Bangladesh e-Government Computer Incident Response Team
- Seal of BGD e-Gov CIRT
- Abbreviation: BGD e-Gov CIRT
- Formation: 2016; 10 years ago
- Founder: Government of People's Republic of Bangladesh
- Founded at: Bangladesh
- Type: Computer emergency response team
- Legal status: Active
- Purpose: cybersecurity, response to cybersecurity incidents, internet security awareness, capacity building
- Fields: Cybersecurity
- Official language: Bangla, English
- Project director: Mohammad Saiful Alam Khan
- Main organ: Bangladesh Computer Council
- Affiliations: Ministry of Posts, Telecommunications and Information Technology
- Website: cirt.gov.bd

= Bangladesh e-Government Computer Incident Response Team =

National cybersecurity agency of Bangladesh

The Bangladesh e-Government Computer Incident Response Team (BGD e-Gov CIRT; বাংলাদেশ ই-গভর্নমেন্ট কম্পিউটার ইনসিডেন্ট রেসপন্স টিম) is the state-run agency of the government of Bangladesh responsible for maintaining cybersecurity in the country. Works under the Ministry of Posts, Telecommunications and Information Technology, it is the national computer emergency response team (CERT) with prim focus on receiving and reviewing, and responding to cybersecurity incidents in the country.

BGD e-Gov CIRT conduct research in the field of cybersecurity and issues advisory on security-oriented vulnerabilities in coordination with various government and non-government organizations, including critical infrastructures, financial organizations, law enforcement agencies, academia and civil society. It works within its framework for providing assistance for the improvement of national defense system of Bangladesh. It has maintained a network with foreign organizations and communities for transborder cybersecurity-related matters.

== Service components ==
BGD e-Gov CIRT has 8 active service components designed for various cybersecurity matters, including computer systems, networks, capacity building and internet security awareness among others.
- Incident Handling Unit
- Digital Forensic Unit
- Cyber Awareness and Capacity Building Unit
- Cyber Sensor Unit
- Cyber Range Unit
- Cyber Risk Assessment Unit
- Critical Information Infrastructure Unit
- Cyber Audit Unit

== History ==
It was originally introduced by the Bangladesh Computer Council (BCC) in 2015 under the supervision of the now defunct LICT Project. BGD e-GOV CIRT became operational in February 2016 and was formally established by the federal government after the Bangladesh Bank robbery incident took place.
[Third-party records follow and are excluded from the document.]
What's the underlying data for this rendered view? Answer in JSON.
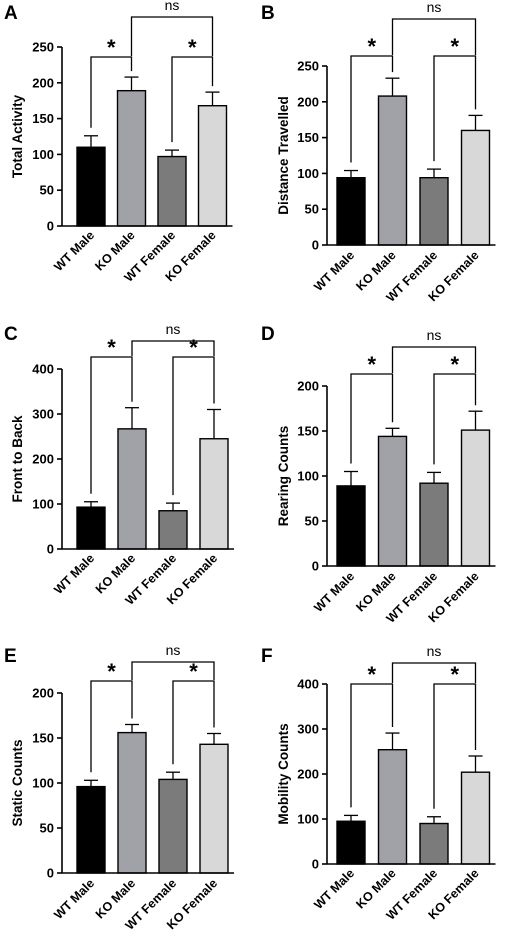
{
  "categories": [
    "WT Male",
    "KO Male",
    "WT Female",
    "KO Female"
  ],
  "colors": {
    "WT Male": "#000000",
    "KO Male": "#a1a1a8",
    "WT Female": "#7b7b7b",
    "KO Female": "#d8d8d8"
  },
  "significance": {
    "male_pair": "*",
    "female_pair": "*",
    "between_ko": "ns"
  },
  "chart_data": [
    {
      "panel": "A",
      "type": "bar",
      "ylabel": "Total Activity",
      "ylim": [
        0,
        250
      ],
      "yticks": [
        0,
        50,
        100,
        150,
        200,
        250
      ],
      "categories": [
        "WT Male",
        "KO Male",
        "WT Female",
        "KO Female"
      ],
      "values": [
        110,
        189,
        97,
        168
      ],
      "errors": [
        16,
        19,
        9,
        19
      ]
    },
    {
      "panel": "B",
      "type": "bar",
      "ylabel": "Distance Travelled",
      "ylim": [
        0,
        250
      ],
      "yticks": [
        0,
        50,
        100,
        150,
        200,
        250
      ],
      "categories": [
        "WT Male",
        "KO Male",
        "WT Female",
        "KO Female"
      ],
      "values": [
        94,
        208,
        94,
        160
      ],
      "errors": [
        10,
        25,
        12,
        21
      ]
    },
    {
      "panel": "C",
      "type": "bar",
      "ylabel": "Front to Back",
      "ylim": [
        0,
        400
      ],
      "yticks": [
        0,
        100,
        200,
        300,
        400
      ],
      "categories": [
        "WT Male",
        "KO Male",
        "WT Female",
        "KO Female"
      ],
      "values": [
        93,
        267,
        85,
        245
      ],
      "errors": [
        12,
        47,
        17,
        65
      ]
    },
    {
      "panel": "D",
      "type": "bar",
      "ylabel": "Rearing Counts",
      "ylim": [
        0,
        200
      ],
      "yticks": [
        0,
        50,
        100,
        150,
        200
      ],
      "categories": [
        "WT Male",
        "KO Male",
        "WT Female",
        "KO Female"
      ],
      "values": [
        89,
        144,
        92,
        151
      ],
      "errors": [
        16,
        9,
        12,
        21
      ]
    },
    {
      "panel": "E",
      "type": "bar",
      "ylabel": "Static Counts",
      "ylim": [
        0,
        200
      ],
      "yticks": [
        0,
        50,
        100,
        150,
        200
      ],
      "categories": [
        "WT Male",
        "KO Male",
        "WT Female",
        "KO Female"
      ],
      "values": [
        96,
        156,
        104,
        143
      ],
      "errors": [
        7,
        9,
        8,
        12
      ]
    },
    {
      "panel": "F",
      "type": "bar",
      "ylabel": "Mobility Counts",
      "ylim": [
        0,
        400
      ],
      "yticks": [
        0,
        100,
        200,
        300,
        400
      ],
      "categories": [
        "WT Male",
        "KO Male",
        "WT Female",
        "KO Female"
      ],
      "values": [
        95,
        254,
        90,
        204
      ],
      "errors": [
        13,
        37,
        15,
        36
      ]
    }
  ]
}
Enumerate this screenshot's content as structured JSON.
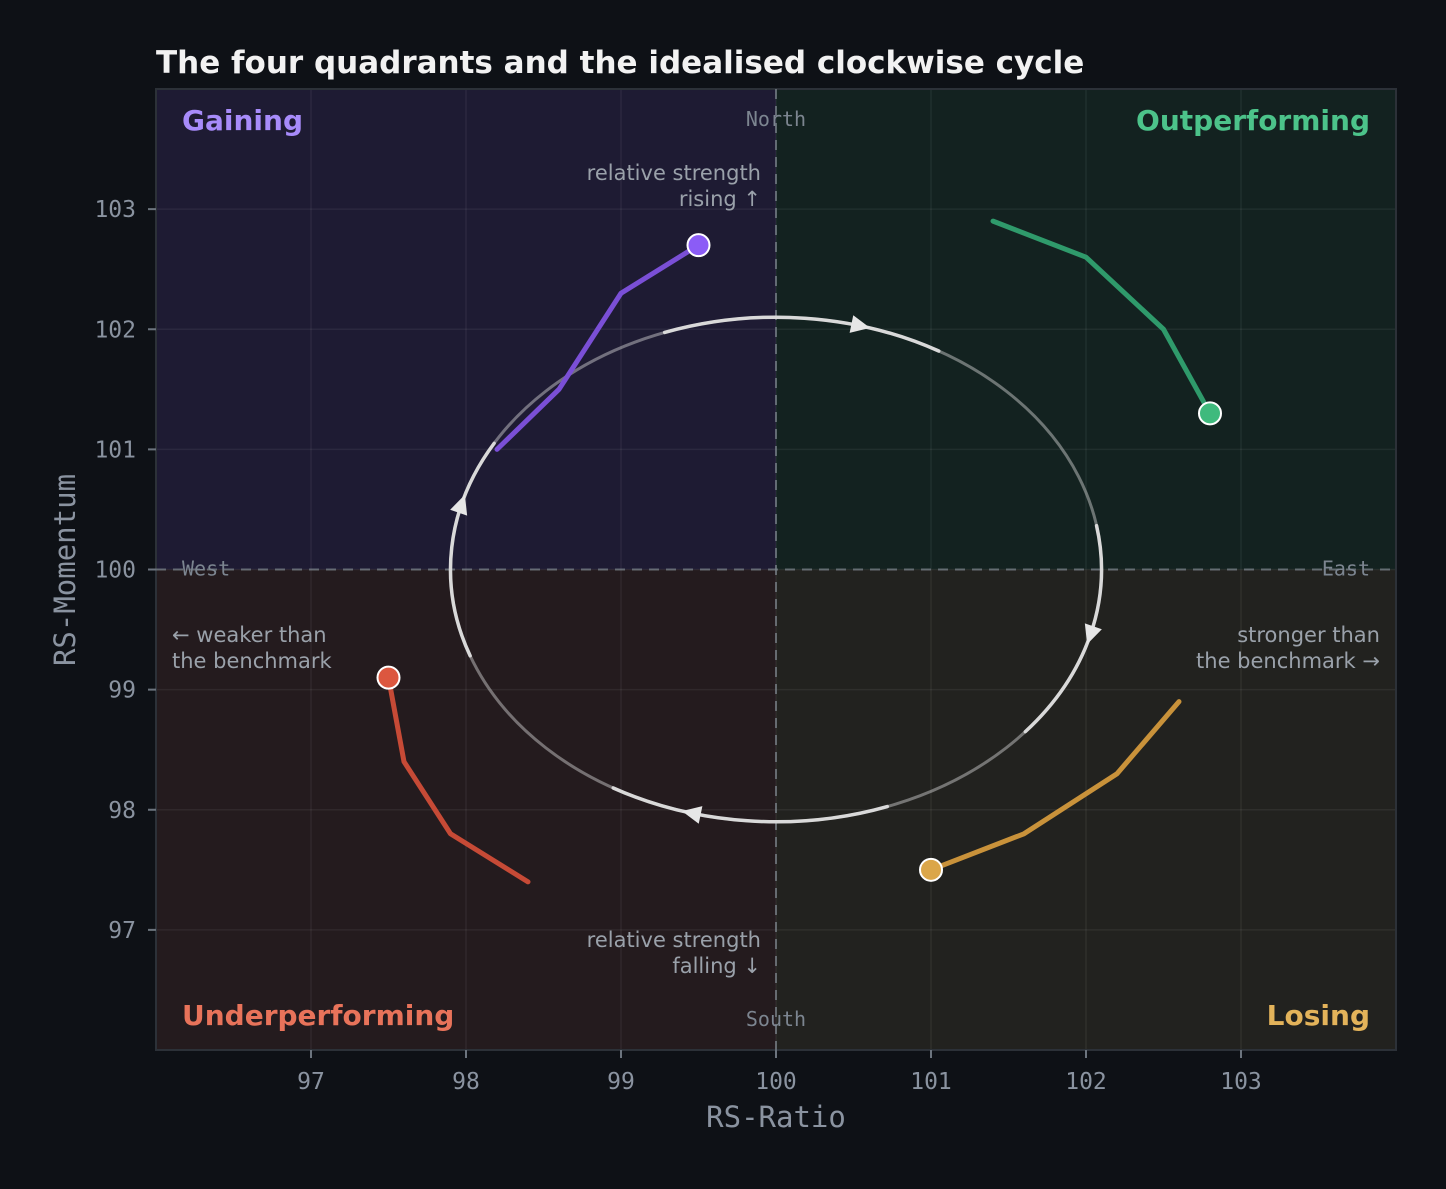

It also signed a memorandum of understanding (MoU) with the government of India's Ministry of Electronics and Information Technology on 8 April 2017 and remained the member of the Indian Computer Emergency Response Team until 7 April 2022. It is also a permanent member of the OIC Computer Emergency Response Team. In September 2018 BGD e-Gov CIRT became a trusted introducer incorporated by the European Computer Incident Response Team.